Nous allons  essayer de répondre à la question de Mme Anne Lauvergeon en nous étonnant que dans un groupe comme Areva, elle ne dispose pas des ressources en interne pour une analyse plus fine de ce qui se passe en Allemagne. A moins bien sûr qu’elle ne considère que les lectrices et lecteurs du JDD ne méritent pas mieux que la plus plate propagande pour empêcher qu’un débat ne se déploie en France. La tentative nous fait perdre beaucoup de temps. Mieux vaudrait peut-être considérer qu’il faut  éviter de se laisser par trop distancer par l’Allemagne.
Reprenons point par point
Anne Lauvergeon : Ce n’est jamais que l’application d’une décision prise par Gerhard Schröder en 2002. Angela Merkel a fait une brusque volte-face pour des raisons politiques
Du point de vue de l’industrie nucléaire les raisons politiques sont toujours de mauvaises raisons sauf bien entendu quand elles servent leurs intérêts. Si ce n’est rien d’autre que l’application d’une ancienne mesure, pourquoi tant d’énervement tout d’un coup ? Ne serait-ce pas parce que l’on sent que l’affaire est sérieuse ?  Sur quoi la chancelière a-t-elle fait “volte-face” ? Sortir ou pas du nucléaire est une question tranchée depuis longtemps en Allemagne au profit d’une autre : le faire plus ou moins vite. La “volteface” dont il est question consiste à remettre en cause la décision de prolonger d’une douzaine d’année la durée de vie des centrales nucléaires par rapport au choix fait par le gouvernement Schröder en 2002. En rompant le consensus elle a provoqué un réveil antinucléaire avant même la tragédie de Fukushima. Un glissement avait déjà commencé à s’opérer dans une partie de l’électorat de la droite notamment des centres urbains vers les écologistes. L’Allemagne a découvert que l’on peut être de droite et antinucléaire. C’est cela la nouvelle donne politique. Il ne restait plus qu’à convaincre une fraction du parti chrétien démocrate et de leurs soutiens industriels. C’est chose faite. Désormais, en Allemagne, même Dieu est vert. Le positionnement antinucléaire est du pain béni aussi pour des Eglises en déclin qui y trouvent matière nouvelle pour les sermons dominicaux. Que tout le monde soit vert n’embête que…les Verts à qui cette décision coupe le vert sous les pieds. Ils devraient cependant trouver du grain à moudre ne serait-ce qu’avec les crises alimentaires qui se multiplient en étant gérées de manière déplorable.

Anne Lauvergeon : Le reste de l’Europe réagit différemment.
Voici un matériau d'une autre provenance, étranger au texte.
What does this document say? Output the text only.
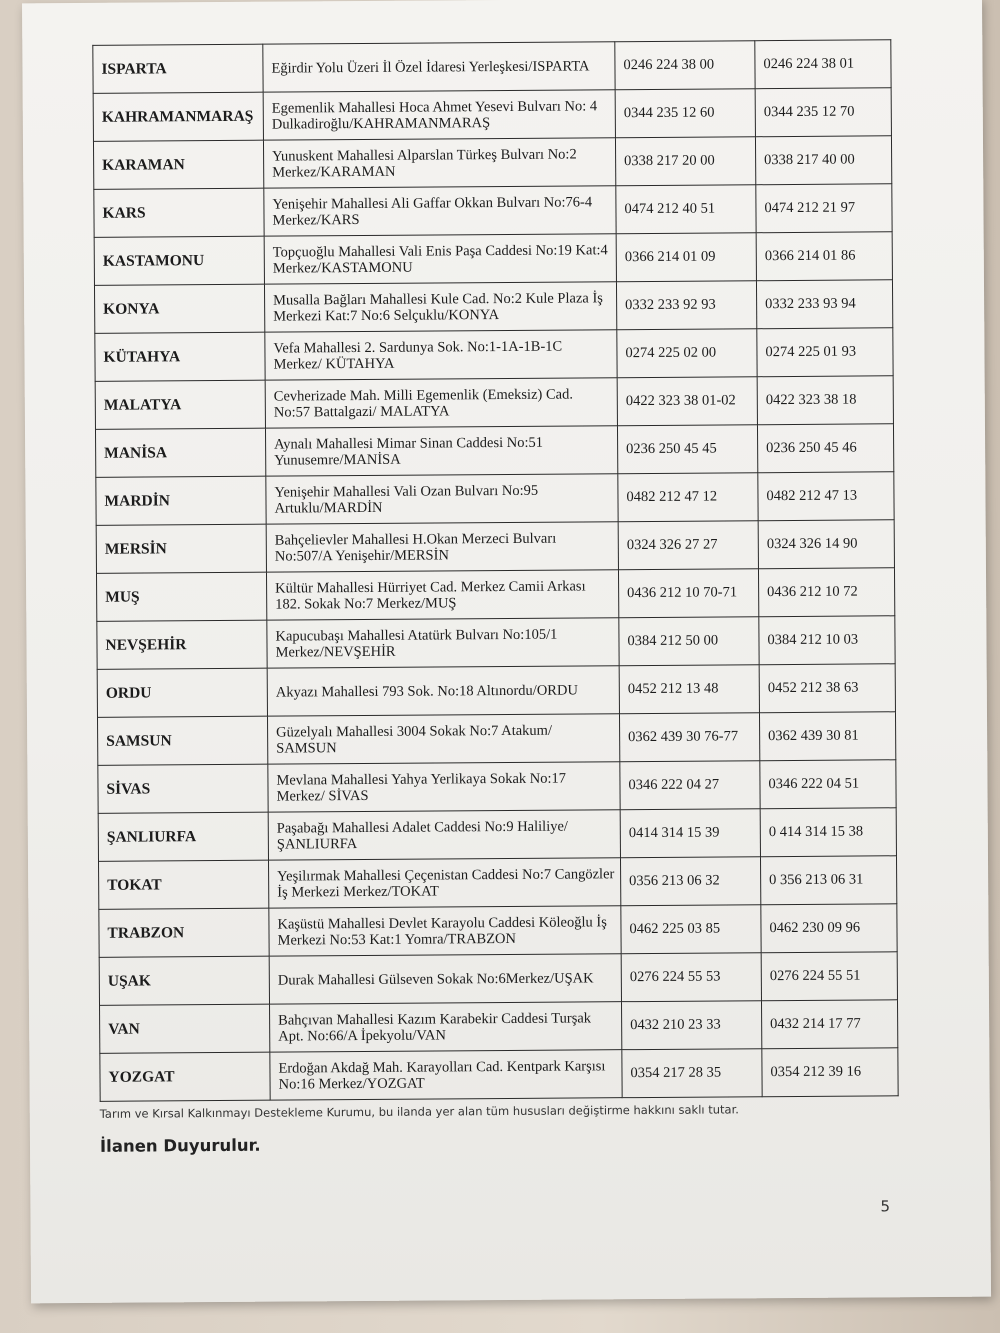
ISPARTA	Eğirdir Yolu Üzeri İl Özel İdaresi Yerleşkesi/ISPARTA	0246 224 38 00	0246 224 38 01
KAHRAMANMARAŞ	Egemenlik Mahallesi Hoca Ahmet Yesevi Bulvarı No: 4 Dulkadiroğlu/KAHRAMANMARAŞ	0344 235 12 60	0344 235 12 70
KARAMAN	Yunuskent Mahallesi Alparslan Türkeş Bulvarı No:2 Merkez/KARAMAN	0338 217 20 00	0338 217 40 00
KARS	Yenişehir Mahallesi Ali Gaffar Okkan Bulvarı No:76-4 Merkez/KARS	0474 212 40 51	0474 212 21 97
KASTAMONU	Topçuoğlu Mahallesi Vali Enis Paşa Caddesi No:19 Kat:4 Merkez/KASTAMONU	0366 214 01 09	0366 214 01 86
KONYA	Musalla Bağları Mahallesi Kule Cad. No:2 Kule Plaza İş Merkezi Kat:7 No:6 Selçuklu/KONYA	0332 233 92 93	0332 233 93 94
KÜTAHYA	Vefa Mahallesi 2. Sardunya Sok. No:1-1A-1B-1C Merkez/ KÜTAHYA	0274 225 02 00	0274 225 01 93
MALATYA	Cevherizade Mah. Milli Egemenlik (Emeksiz) Cad. No:57 Battalgazi/ MALATYA	0422 323 38 01-02	0422 323 38 18
MANİSA	Aynalı Mahallesi Mimar Sinan Caddesi No:51 Yunusemre/MANİSA	0236 250 45 45	0236 250 45 46
MARDİN	Yenişehir Mahallesi Vali Ozan Bulvarı No:95 Artuklu/MARDİN	0482 212 47 12	0482 212 47 13
MERSİN	Bahçelievler Mahallesi H.Okan Merzeci Bulvarı No:507/A Yenişehir/MERSİN	0324 326 27 27	0324 326 14 90
MUŞ	Kültür Mahallesi Hürriyet Cad. Merkez Camii Arkası 182. Sokak No:7 Merkez/MUŞ	0436 212 10 70-71	0436 212 10 72
NEVŞEHİR	Kapucubaşı Mahallesi Atatürk Bulvarı No:105/1 Merkez/NEVŞEHİR	0384 212 50 00	0384 212 10 03
ORDU	Akyazı Mahallesi 793 Sok. No:18 Altınordu/ORDU	0452 212 13 48	0452 212 38 63
SAMSUN	Güzelyalı Mahallesi 3004 Sokak No:7 Atakum/ SAMSUN	0362 439 30 76-77	0362 439 30 81
SİVAS	Mevlana Mahallesi Yahya Yerlikaya Sokak No:17 Merkez/ SİVAS	0346 222 04 27	0346 222 04 51
ŞANLIURFA	Paşabağı Mahallesi Adalet Caddesi No:9 Haliliye/ ŞANLIURFA	0414 314 15 39	0 414 314 15 38
TOKAT	Yeşilırmak Mahallesi Çeçenistan Caddesi No:7 Cangözler İş Merkezi Merkez/TOKAT	0356 213 06 32	0 356 213 06 31
TRABZON	Kaşüstü Mahallesi Devlet Karayolu Caddesi Köleoğlu İş Merkezi No:53 Kat:1 Yomra/TRABZON	0462 225 03 85	0462 230 09 96
UŞAK	Durak Mahallesi Gülseven Sokak No:6Merkez/UŞAK	0276 224 55 53	0276 224 55 51
VAN	Bahçıvan Mahallesi Kazım Karabekir Caddesi Turşak Apt. No:66/A İpekyolu/VAN	0432 210 23 33	0432 214 17 77
YOZGAT	Erdoğan Akdağ Mah. Karayolları Cad. Kentpark Karşısı No:16 Merkez/YOZGAT	0354 217 28 35	0354 212 39 16
Tarım ve Kırsal Kalkınmayı Destekleme Kurumu, bu ilanda yer alan tüm hususları değiştirme hakkını saklı tutar.
İlanen Duyurulur.
5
Deux exemples ces dix derniers jours: la Grande-Bretagne a annoncé le maintien de son programme nucléaire ; le Parlement polonais vient de voter le sien à 90%. Les fondamentaux n’ont pas changé: nous serons 3 milliards de plus d’ici à 2050 ; il va falloir trouver beaucoup plus d’énergie la moins chère possible.
Contre exemple, ces derniers jours : même si c’est de manière beaucoup plus floue, la Suisse a elle aussi pris le chemin de la sortie du nucléaire. Mais ce n’est pas vraiment l’Europe, la Suisse, n’est-il pas ? L’Autriche, la Belgique, l’Irlande ont fait le choix de renoncer au nucléaire. Que fera l’Italie, pays de tremblements de terre ?
Parmi les fondamentaux qui ont changé, il y a le fait qu’avec le nucléaire le problème central est celui de l’inconcevable. Le risque est celui de l’inimaginable. Alors que toute la mesure de la catastrophe japonaise n’a pas encore été prise, il y a un avant et un après Fukushima.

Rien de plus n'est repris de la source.